MarioniLab / oor_benchmark

A sandbox for benchmarking detection of out-of-reference cells in single-cell genomics data
MIT License
13 stars 2 forks source link

Data Simulation Errors - Missing OOR Cells for Certain Donors #5

Open Chloe-Shen opened 5 months ago

Chloe-Shen commented 5 months ago

Description:

There are some mistakes in the data simulation process. Specifically, several donors labeled as 'query' do not have any out-of-distribution (OOR) cells. This issue arises because none of the specified cell types were detected in these donors. Please see the attached document; the donors with this issue are highlighted in yellow.

ng2023_dataset_group_oor_summary_colored.xlsx

emdann commented 5 months ago

Hi @Chloe-Shen! This is not an error, we never intended to force all donors to have OOR cells in our simulations. We think this represents a realistic scenario, where for samples/donor where less cells are captured, disease-associated cells might not be detected. If you want to use our code to generate a scenario where OOR cells are present in all donors, you can specify the cell annotation to use as OOR cells in the simulation.simulate_query_reference function with the query_annotation parameter.

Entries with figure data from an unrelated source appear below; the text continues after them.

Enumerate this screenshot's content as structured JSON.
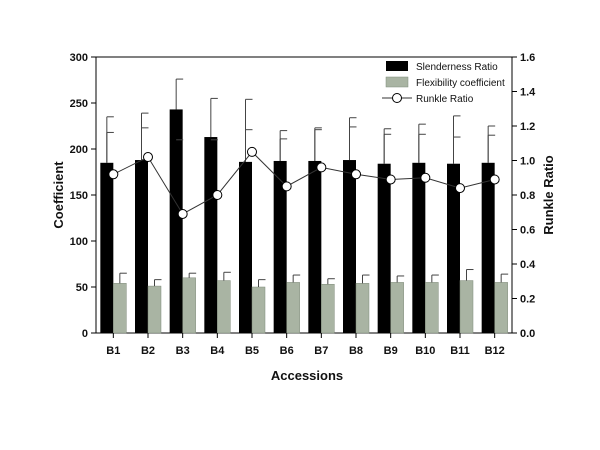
{
  "chart_data": {
    "type": "bar",
    "categories": [
      "B1",
      "B2",
      "B3",
      "B4",
      "B5",
      "B6",
      "B7",
      "B8",
      "B9",
      "B10",
      "B11",
      "B12"
    ],
    "xlabel": "Accessions",
    "ylabel": "Coefficient",
    "y2label": "Runkle Ratio",
    "ylim": [
      0,
      300
    ],
    "y2lim": [
      0,
      1.6
    ],
    "yticks": [
      0,
      50,
      100,
      150,
      200,
      250,
      300
    ],
    "y2ticks": [
      0.0,
      0.2,
      0.4,
      0.6,
      0.8,
      1.0,
      1.2,
      1.4,
      1.6
    ],
    "grid": false,
    "legend_position": "top-right",
    "series": [
      {
        "name": "Slenderness Ratio",
        "kind": "bar",
        "axis": "left",
        "color": "#000000",
        "values": [
          185,
          188,
          243,
          213,
          186,
          187,
          187,
          188,
          184,
          185,
          184,
          185
        ],
        "error_upper": [
          235,
          239,
          276,
          255,
          254,
          220,
          223,
          234,
          222,
          227,
          236,
          225
        ],
        "error_lower": [
          218,
          223,
          210,
          210,
          221,
          211,
          221,
          224,
          216,
          216,
          213,
          215
        ]
      },
      {
        "name": "Flexibility coefficient",
        "kind": "bar",
        "axis": "left",
        "color": "#a9b4a3",
        "values": [
          54,
          51,
          60,
          57,
          50,
          55,
          53,
          54,
          55,
          55,
          57,
          55
        ],
        "error_upper": [
          65,
          58,
          65,
          66,
          58,
          63,
          59,
          63,
          62,
          63,
          69,
          64
        ]
      },
      {
        "name": "Runkle Ratio",
        "kind": "line",
        "axis": "right",
        "color": "#000000",
        "marker": "open-circle",
        "values": [
          0.92,
          1.02,
          0.69,
          0.8,
          1.05,
          0.85,
          0.96,
          0.92,
          0.89,
          0.9,
          0.84,
          0.89
        ]
      }
    ]
  }
}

Chloe-Shen commented 5 months ago

I mean there should be at least one OOR cell in 'query' donors. For example, when selecting 'classical monocyte' as the perturbed cell type, there are some 'query' donors without any OOR cells. The current code splits 'ctrl' and 'query' donors without checking if there are any 'classical monocyte' cells in the donor (e.g., MH8919230, MH8919231, MH8919278, MH8919280). image

Additional examples can be found in the attached document 'ng2023_dataset_group_oor_summary_colored.xlsx'.